28 March 2009

March Classic: Three Men in a Boat

Sorry sorry sorry - both on the lack of posts front (I now have Internet in my new place so am connected to world again!) and the fact that this March Classic post is practically an April classic. The reason for the delay is that about a month ago I had sudden inspiration as to what should be my March classic, and promptly forgot all about it. All month there has been this thought in the back of my mind that I couldn't choose anything else because I had the perfect classic all picked out, if only I could remember what it was. Finally, last night I looked on my own bookshelves (what an innovative idea!) and there it was: Three Men in a Boat.

Possibly the funniest book known to man, Three Men in a Boat was written in 1889 (so it's a REAL, more than 100 years old classic!) and details a boating trip up the Thames, undertaken by three men (to say nothing of the dog....) The narrator and his two friends have got to be three of the most ridiculous characters in fiction. We can tell this three sentences in, when J. is talking about the various maladies he is suffering...'It is a most extraordinary thing, but I never read a patent medicine advertisement without being impelled to the conclusion that I am suffering from the particular disease therein dealt with in its most virulent form'. J. says this without a trace of irony let me assure you.

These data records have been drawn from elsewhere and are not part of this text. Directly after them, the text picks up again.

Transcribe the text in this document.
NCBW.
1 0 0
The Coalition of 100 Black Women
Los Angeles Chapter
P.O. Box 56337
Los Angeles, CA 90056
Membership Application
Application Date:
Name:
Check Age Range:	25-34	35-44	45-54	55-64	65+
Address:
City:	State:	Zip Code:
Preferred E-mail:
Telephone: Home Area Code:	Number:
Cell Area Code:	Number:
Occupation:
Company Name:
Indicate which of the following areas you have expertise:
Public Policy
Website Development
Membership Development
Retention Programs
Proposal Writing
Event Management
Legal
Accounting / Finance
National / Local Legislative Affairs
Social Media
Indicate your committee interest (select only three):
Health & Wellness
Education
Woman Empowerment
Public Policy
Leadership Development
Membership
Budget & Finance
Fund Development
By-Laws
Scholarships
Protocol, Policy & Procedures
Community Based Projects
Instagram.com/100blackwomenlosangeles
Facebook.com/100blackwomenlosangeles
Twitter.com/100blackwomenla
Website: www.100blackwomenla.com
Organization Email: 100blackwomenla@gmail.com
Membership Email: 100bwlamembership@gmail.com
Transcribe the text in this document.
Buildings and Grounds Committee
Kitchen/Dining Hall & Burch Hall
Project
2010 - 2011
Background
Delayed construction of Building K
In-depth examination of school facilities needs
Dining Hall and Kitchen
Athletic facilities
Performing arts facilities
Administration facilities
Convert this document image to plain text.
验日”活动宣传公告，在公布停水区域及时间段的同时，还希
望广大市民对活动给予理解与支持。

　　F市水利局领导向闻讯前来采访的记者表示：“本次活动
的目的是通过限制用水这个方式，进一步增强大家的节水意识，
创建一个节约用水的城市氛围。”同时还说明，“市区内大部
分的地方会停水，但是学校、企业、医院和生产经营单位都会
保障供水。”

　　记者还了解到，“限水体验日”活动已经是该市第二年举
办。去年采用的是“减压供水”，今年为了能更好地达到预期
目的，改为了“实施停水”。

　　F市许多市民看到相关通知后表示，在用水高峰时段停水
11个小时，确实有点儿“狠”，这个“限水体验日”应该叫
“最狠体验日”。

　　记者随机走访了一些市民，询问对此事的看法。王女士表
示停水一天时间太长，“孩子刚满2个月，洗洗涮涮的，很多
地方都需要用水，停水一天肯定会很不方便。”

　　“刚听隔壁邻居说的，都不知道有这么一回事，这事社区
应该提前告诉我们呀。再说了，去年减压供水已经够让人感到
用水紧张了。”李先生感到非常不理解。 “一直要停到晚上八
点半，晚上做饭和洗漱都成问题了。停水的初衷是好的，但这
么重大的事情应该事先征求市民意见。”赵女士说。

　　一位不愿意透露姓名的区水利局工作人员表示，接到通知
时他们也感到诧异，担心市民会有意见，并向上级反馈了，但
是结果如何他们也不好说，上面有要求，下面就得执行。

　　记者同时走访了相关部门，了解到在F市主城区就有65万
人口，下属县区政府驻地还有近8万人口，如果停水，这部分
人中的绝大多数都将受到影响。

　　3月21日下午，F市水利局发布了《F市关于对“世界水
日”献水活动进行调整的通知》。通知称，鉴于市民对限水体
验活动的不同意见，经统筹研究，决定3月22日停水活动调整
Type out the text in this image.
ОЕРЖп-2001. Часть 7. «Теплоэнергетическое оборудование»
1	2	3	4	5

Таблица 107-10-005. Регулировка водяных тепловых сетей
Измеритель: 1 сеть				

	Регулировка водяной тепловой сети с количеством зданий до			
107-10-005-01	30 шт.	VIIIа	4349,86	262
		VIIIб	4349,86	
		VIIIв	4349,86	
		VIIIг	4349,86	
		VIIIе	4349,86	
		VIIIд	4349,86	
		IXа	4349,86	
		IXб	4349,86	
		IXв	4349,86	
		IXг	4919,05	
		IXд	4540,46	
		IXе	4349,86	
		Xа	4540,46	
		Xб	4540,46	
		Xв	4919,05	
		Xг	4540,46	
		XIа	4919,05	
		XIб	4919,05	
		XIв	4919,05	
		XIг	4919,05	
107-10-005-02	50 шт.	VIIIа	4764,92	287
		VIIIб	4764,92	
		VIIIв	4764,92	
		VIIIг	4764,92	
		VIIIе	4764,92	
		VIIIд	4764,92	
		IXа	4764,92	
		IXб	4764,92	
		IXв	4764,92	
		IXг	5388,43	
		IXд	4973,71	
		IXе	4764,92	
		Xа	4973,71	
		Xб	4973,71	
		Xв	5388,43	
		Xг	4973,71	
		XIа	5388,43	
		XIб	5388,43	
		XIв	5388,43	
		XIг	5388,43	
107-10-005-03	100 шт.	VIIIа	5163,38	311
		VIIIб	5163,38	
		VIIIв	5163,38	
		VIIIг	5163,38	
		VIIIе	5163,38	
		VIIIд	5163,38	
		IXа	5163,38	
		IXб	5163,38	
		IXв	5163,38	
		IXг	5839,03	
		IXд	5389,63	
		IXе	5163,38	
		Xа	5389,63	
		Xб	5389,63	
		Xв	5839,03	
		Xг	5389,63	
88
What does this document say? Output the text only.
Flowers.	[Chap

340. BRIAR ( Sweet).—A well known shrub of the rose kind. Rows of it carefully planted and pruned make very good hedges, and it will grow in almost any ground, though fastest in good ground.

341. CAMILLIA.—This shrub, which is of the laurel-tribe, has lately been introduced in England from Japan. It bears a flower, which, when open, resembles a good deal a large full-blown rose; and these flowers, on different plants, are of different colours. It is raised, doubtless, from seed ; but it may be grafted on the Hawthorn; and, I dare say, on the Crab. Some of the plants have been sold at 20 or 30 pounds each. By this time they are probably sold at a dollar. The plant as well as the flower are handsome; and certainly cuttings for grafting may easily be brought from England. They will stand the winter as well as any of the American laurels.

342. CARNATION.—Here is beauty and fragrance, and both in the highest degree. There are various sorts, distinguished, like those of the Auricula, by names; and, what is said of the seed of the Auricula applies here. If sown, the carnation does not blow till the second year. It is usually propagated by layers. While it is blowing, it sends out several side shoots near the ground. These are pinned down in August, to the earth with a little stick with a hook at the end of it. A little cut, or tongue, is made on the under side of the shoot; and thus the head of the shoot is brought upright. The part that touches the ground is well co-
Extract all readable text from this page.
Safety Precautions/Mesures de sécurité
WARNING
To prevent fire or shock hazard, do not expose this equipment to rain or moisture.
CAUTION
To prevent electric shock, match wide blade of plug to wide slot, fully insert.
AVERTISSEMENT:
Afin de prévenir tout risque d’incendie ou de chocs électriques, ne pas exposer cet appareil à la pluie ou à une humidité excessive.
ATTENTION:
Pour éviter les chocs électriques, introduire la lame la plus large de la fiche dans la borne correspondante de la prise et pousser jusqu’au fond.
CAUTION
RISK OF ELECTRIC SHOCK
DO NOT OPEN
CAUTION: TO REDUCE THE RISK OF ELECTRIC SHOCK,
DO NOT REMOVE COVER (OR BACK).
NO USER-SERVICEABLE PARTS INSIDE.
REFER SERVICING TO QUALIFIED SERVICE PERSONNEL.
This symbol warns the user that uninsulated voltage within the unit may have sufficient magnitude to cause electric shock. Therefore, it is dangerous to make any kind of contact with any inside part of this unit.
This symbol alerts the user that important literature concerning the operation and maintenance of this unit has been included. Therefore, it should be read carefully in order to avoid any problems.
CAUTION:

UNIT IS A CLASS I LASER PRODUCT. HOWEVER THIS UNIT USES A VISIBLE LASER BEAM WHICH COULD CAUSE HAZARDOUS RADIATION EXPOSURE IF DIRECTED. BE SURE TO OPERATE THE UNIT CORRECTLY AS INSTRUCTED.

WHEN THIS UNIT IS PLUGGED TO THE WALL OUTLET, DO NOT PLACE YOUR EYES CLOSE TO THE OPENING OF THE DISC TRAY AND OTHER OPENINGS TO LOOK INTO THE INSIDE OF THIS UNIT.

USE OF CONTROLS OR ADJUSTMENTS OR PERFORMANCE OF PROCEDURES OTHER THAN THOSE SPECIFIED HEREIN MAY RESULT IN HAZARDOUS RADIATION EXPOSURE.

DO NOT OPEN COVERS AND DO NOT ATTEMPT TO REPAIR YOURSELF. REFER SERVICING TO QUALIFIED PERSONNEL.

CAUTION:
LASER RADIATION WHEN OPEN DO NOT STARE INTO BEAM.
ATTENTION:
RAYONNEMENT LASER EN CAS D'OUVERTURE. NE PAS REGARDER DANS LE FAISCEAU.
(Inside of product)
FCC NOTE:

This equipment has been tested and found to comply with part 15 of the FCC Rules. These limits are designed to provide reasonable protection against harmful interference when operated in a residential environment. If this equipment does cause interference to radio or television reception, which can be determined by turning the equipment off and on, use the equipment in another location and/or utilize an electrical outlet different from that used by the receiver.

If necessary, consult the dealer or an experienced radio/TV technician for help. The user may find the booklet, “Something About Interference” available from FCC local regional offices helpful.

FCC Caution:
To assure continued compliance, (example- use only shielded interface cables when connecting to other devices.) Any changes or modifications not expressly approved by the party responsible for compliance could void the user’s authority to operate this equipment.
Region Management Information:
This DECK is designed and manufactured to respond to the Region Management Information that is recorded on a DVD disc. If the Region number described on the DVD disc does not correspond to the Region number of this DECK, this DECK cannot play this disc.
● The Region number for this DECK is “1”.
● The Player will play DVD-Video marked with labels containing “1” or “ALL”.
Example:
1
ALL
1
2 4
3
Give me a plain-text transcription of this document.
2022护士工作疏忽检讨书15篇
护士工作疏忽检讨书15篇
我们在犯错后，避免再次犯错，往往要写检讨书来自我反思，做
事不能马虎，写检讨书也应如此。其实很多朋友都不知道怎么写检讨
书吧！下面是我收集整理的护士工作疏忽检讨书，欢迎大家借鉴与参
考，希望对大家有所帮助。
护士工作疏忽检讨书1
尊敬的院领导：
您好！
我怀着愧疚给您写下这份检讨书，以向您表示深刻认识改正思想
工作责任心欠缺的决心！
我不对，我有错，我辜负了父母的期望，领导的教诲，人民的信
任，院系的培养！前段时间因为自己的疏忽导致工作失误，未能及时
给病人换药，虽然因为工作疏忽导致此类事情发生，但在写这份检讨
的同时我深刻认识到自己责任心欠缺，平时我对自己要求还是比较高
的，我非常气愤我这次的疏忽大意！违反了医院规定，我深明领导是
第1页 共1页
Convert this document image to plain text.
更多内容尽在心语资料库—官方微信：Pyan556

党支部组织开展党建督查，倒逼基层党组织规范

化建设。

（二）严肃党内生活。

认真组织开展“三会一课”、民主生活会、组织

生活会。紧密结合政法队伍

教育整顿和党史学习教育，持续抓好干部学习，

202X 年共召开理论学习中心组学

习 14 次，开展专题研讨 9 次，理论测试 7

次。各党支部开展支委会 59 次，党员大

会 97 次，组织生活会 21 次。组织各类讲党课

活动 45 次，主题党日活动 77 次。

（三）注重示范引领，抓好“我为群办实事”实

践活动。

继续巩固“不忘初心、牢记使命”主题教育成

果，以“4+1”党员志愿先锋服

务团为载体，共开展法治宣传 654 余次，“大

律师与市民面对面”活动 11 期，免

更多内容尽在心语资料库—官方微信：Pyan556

The trip up the Thames is an educational one for the reader, as J. offers his observations on camping, cheese, women, sea trips, as well as a running commentary on the trip and experience thereof. I cannot think of any other book which is as funny today as it was over 100 years ago (although according to my friend Wiki, it was initially seen as a book for the 'Arrys and 'Arriets, evidently it was not something read by the upper classes...). I'm going to leave you with this musing over an Irish Stew:

"I forget the other ingredients, but I know nothing was wasted; and I remember that, towards the end, Montmorency, who had evinced great interest in the proceedings throughout, strolled away with an earnest and thoughtful air, reappearing, a few minutes afterwards, with a dead water-rat in his mouth, which he evidently wished to present as his contribution to the dinner; whether in a sarcastic spirit, or with a genuine desire to assist, I cannot say."

In case you are wondering, Montmorency is in fact, a dog.